On the way home I stopped at the Western Union office. I wired a friend in Bogota. I sent the message in Spanish, but in English it would work out to something like this: BEST OF LUCK IN COMING VENTURE. UNDERSTAND BOY SCOUTS ARE COMING. TAKE CARE.
That night I took a train to Providence.
Karlis gave me her picture and her address and his blessing. He wanted desperately to come along, and it was not easy to talk him out of it. I kept reminding him that the Russians would know of his high position with the Latvian Army-In-Exile and that his presence in the country would endanger not only himself but me and Sofija in the bargain. He was disappointed, but he could appreciate the truth of that.
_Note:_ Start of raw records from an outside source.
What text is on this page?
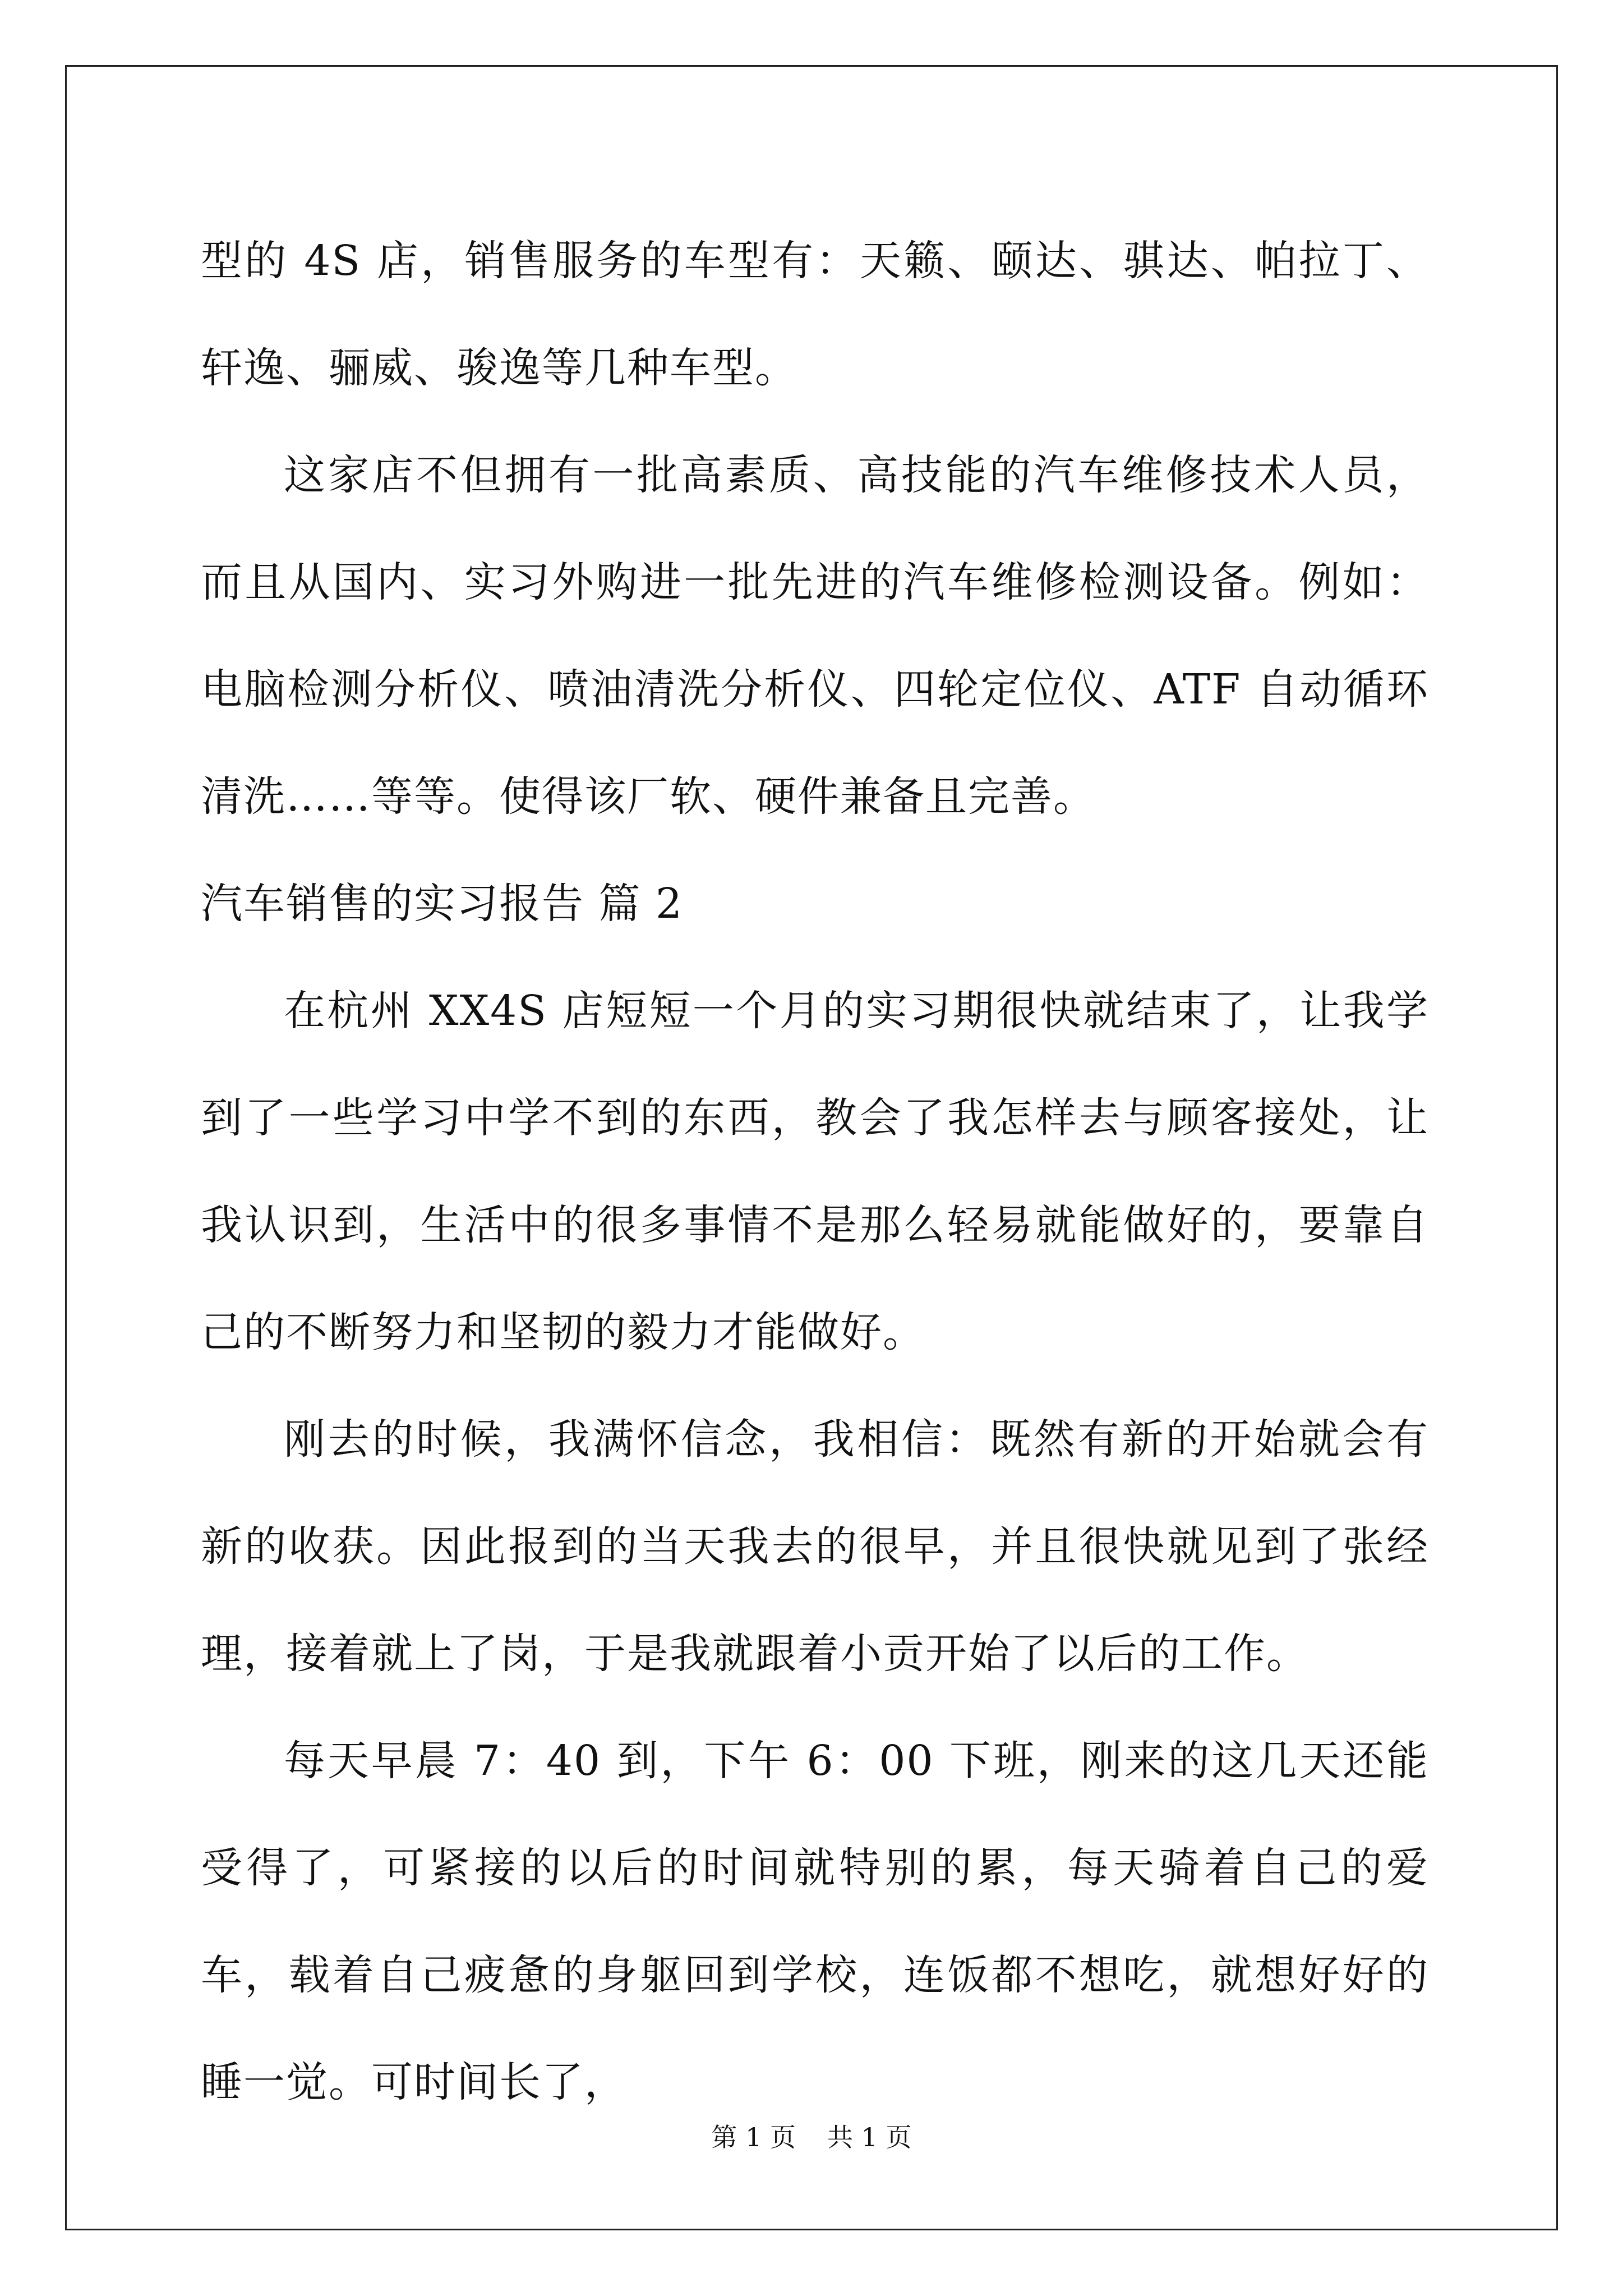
型的 4S 店，销售服务的车型有：天籁、颐达、骐达、帕拉丁、轩逸、骊威、骏逸等几种车型。

这家店不但拥有一批高素质、高技能的汽车维修技术人员，而且从国内、实习外购进一批先进的汽车维修检测设备。例如：电脑检测分析仪、喷油清洗分析仪、四轮定位仪、ATF 自动循环清洗……等等。使得该厂软、硬件兼备且完善。

汽车销售的实习报告 篇 2

在杭州 XX4S 店短短一个月的实习期很快就结束了，让我学到了一些学习中学不到的东西，教会了我怎样去与顾客接处，让我认识到，生活中的很多事情不是那么轻易就能做好的，要靠自己的不断努力和坚韧的毅力才能做好。

刚去的时候，我满怀信念，我相信：既然有新的开始就会有新的收获。因此报到的当天我去的很早，并且很快就见到了张经理，接着就上了岗，于是我就跟着小贡开始了以后的工作。

每天早晨 7：40 到，下午 6：00 下班，刚来的这几天还能受得了，可紧接的以后的时间就特别的累，每天骑着自己的爱车，载着自己疲惫的身躯回到学校，连饭都不想吃，就想好好的睡一觉。可时间长了，

第 1 页 共 1 页
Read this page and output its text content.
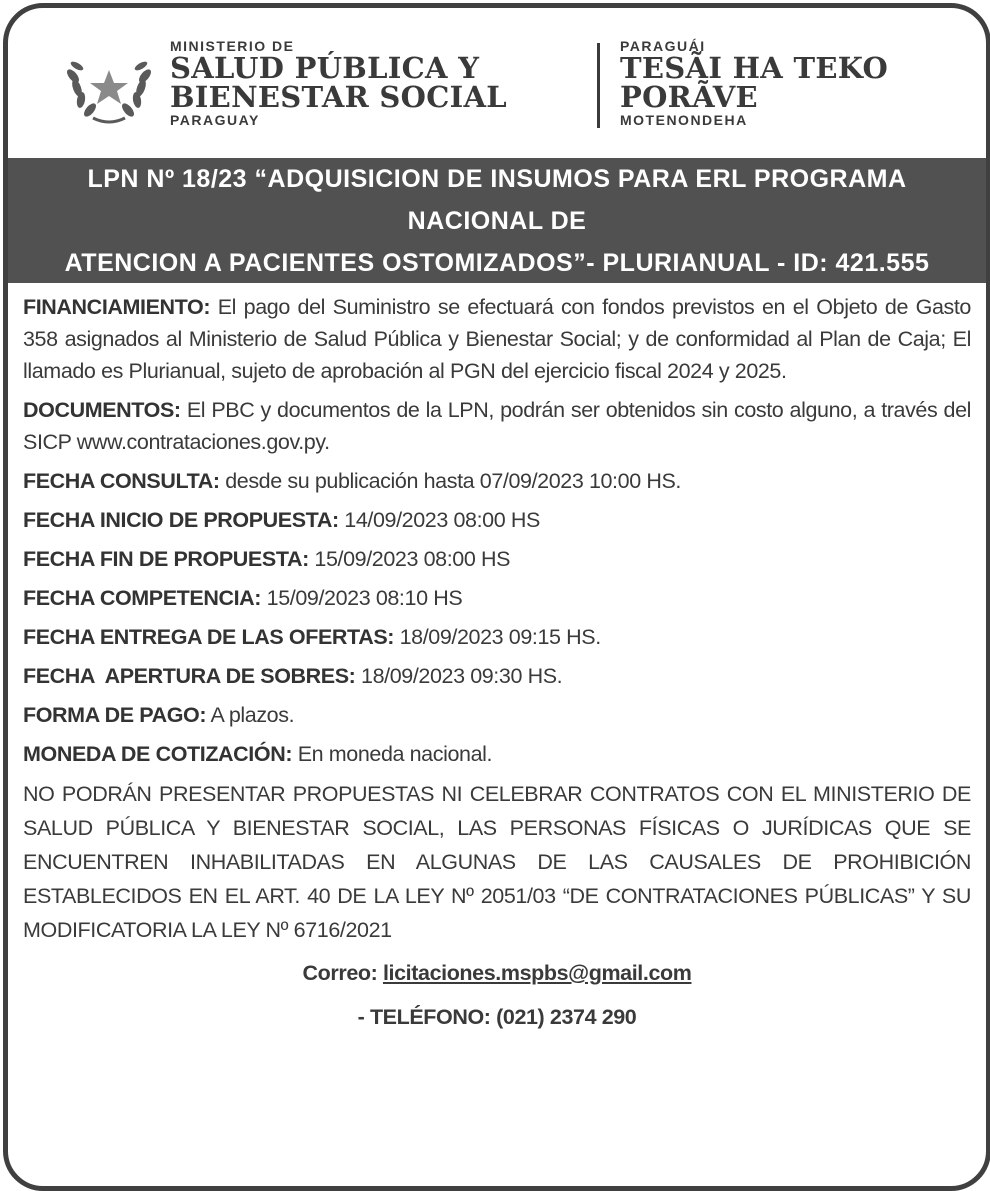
MINISTERIO DE
SALUD PÚBLICA Y
BIENESTAR SOCIAL
PARAGUAY
PARAGUÁI
TESÃI HA TEKO
PORÃVE
MOTENONDEHA
LPN Nº 18/23 “ADQUISICION DE INSUMOS PARA ERL PROGRAMA NACIONAL DE
ATENCION A PACIENTES OSTOMIZADOS”- PLURIANUAL - ID: 421.555

FINANCIAMIENTO: El pago del Suministro se efectuará con fondos previstos en el Objeto de Gasto 358 asignados al Ministerio de Salud Pública y Bienestar Social; y de conformidad al Plan de Caja; El llamado es Plurianual, sujeto de aprobación al PGN del ejercicio fiscal 2024 y 2025.

DOCUMENTOS: El PBC y documentos de la LPN, podrán ser obtenidos sin costo alguno, a través del SICP www.contrataciones.gov.py.

FECHA CONSULTA: desde su publicación hasta 07/09/2023 10:00 HS.

FECHA INICIO DE PROPUESTA: 14/09/2023 08:00 HS

FECHA FIN DE PROPUESTA: 15/09/2023 08:00 HS

FECHA COMPETENCIA: 15/09/2023 08:10 HS

FECHA ENTREGA DE LAS OFERTAS: 18/09/2023 09:15 HS.

FECHA  APERTURA DE SOBRES: 18/09/2023 09:30 HS.

FORMA DE PAGO: A plazos.

MONEDA DE COTIZACIÓN: En moneda nacional.

NO PODRÁN PRESENTAR PROPUESTAS NI CELEBRAR CONTRATOS CON EL MINISTERIO DE SALUD PÚBLICA Y BIENESTAR SOCIAL, LAS PERSONAS FÍSICAS O JURÍDICAS QUE SE ENCUENTREN INHABILITADAS EN ALGUNAS DE LAS CAUSALES DE PROHIBICIÓN ESTABLECIDOS EN EL ART. 40 DE LA LEY Nº 2051/03 “DE CONTRATACIONES PÚBLICAS” Y SU MODIFICATORIA LA LEY Nº 6716/2021

Correo: licitaciones.mspbs@gmail.com

- TELÉFONO: (021) 2374 290
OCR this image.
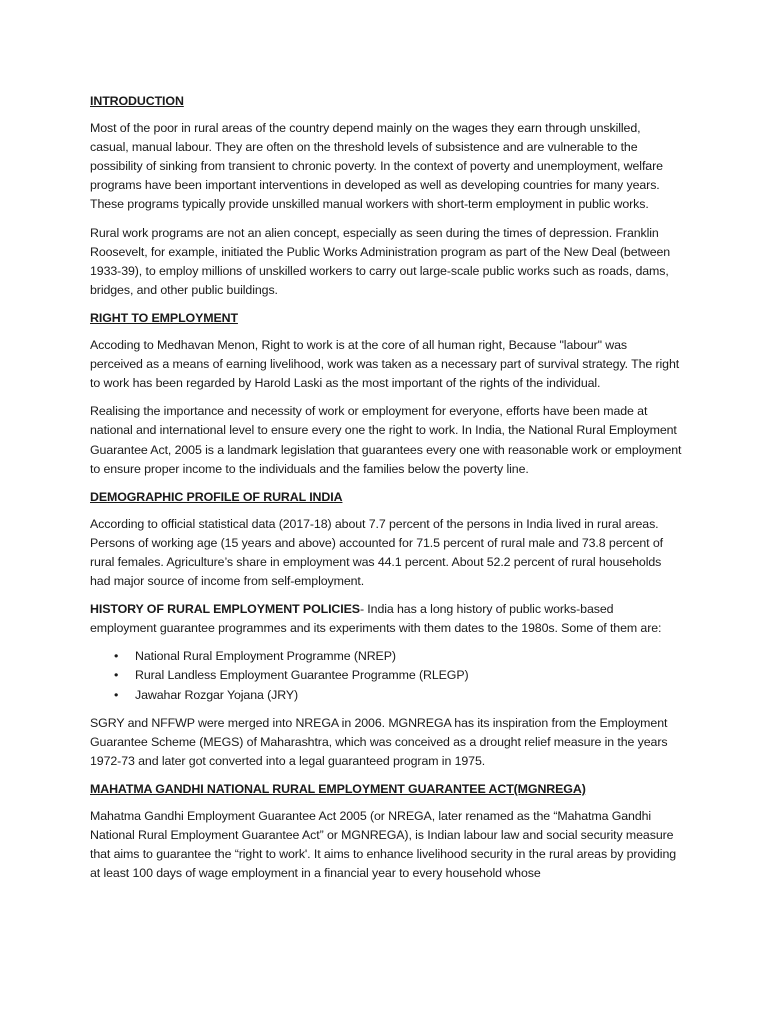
INTRODUCTION

Most of the poor in rural areas of the country depend mainly on the wages they earn through unskilled, casual, manual labour. They are often on the threshold levels of subsistence and are vulnerable to the possibility of sinking from transient to chronic poverty. In the context of poverty and unemployment, welfare programs have been important interventions in developed as well as developing countries for many years. These programs typically provide unskilled manual workers with short-term employment in public works.

Rural work programs are not an alien concept, especially as seen during the times of depression. Franklin Roosevelt, for example, initiated the Public Works Administration program as part of the New Deal (between 1933-39), to employ millions of unskilled workers to carry out large-scale public works such as roads, dams, bridges, and other public buildings.

RIGHT TO EMPLOYMENT

Accoding to Medhavan Menon, Right to work is at the core of all human right, Because "labour" was perceived as a means of earning livelihood, work was taken as a necessary part of survival strategy. The right to work has been regarded by Harold Laski as the most important of the rights of the individual.

Realising the importance and necessity of work or employment for everyone, efforts have been made at national and international level to ensure every one the right to work. In India, the National Rural Employment Guarantee Act, 2005 is a landmark legislation that guarantees every one with reasonable work or employment to ensure proper income to the individuals and the families below the poverty line.

DEMOGRAPHIC PROFILE OF RURAL INDIA

According to official statistical data (2017-18) about 7.7 percent of the persons in India lived in rural areas. Persons of working age (15 years and above) accounted for 71.5 percent of rural male and 73.8 percent of rural females. Agriculture’s share in employment was 44.1 percent. About 52.2 percent of rural households had major source of income from self-employment.

HISTORY OF RURAL EMPLOYMENT POLICIES- India has a long history of public works-based employment guarantee programmes and its experiments with them dates to the 1980s. Some of them are:

• National Rural Employment Programme (NREP)
• Rural Landless Employment Guarantee Programme (RLEGP)
• Jawahar Rozgar Yojana (JRY)

SGRY and NFFWP were merged into NREGA in 2006. MGNREGA has its inspiration from the Employment Guarantee Scheme (MEGS) of Maharashtra, which was conceived as a drought relief measure in the years 1972-73 and later got converted into a legal guaranteed program in 1975.

MAHATMA GANDHI NATIONAL RURAL EMPLOYMENT GUARANTEE ACT(MGNREGA)

Mahatma Gandhi Employment Guarantee Act 2005 (or NREGA, later renamed as the “Mahatma Gandhi National Rural Employment Guarantee Act” or MGNREGA), is Indian labour law and social security measure that aims to guarantee the “right to work'. It aims to enhance livelihood security in the rural areas by providing at least 100 days of wage employment in a financial year to every household whose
“The entry and escape will be difficult,” I told him. They would be impossible, I thought. “And I must travel as light as possible. One man, alone, might be able to get in. One man and one woman might be able to get out. But I won’t even take a suitcase, just a few things in a leather portfolio. I want to travel light.”
I didn’t want to travel at all. But I went home again and packed some things in my slim satchel and I studied maps of Europe and I thought of flying straight to Helsinki. Finland is just across the Baltic from Estonia, and that would be the simplest way of entering the region.
Then I remembered my son Todor. And for the first time the trip’s être had a raison. I couldn’t expect to rescue Sofija because that was plainly impossible. I could not honestly expect to get into Latvia at all. But I could damn well get into Yugoslavia and I could find Annalya and I could see my son.
The next morning, bright and early, I caught a TWA jet to Athens.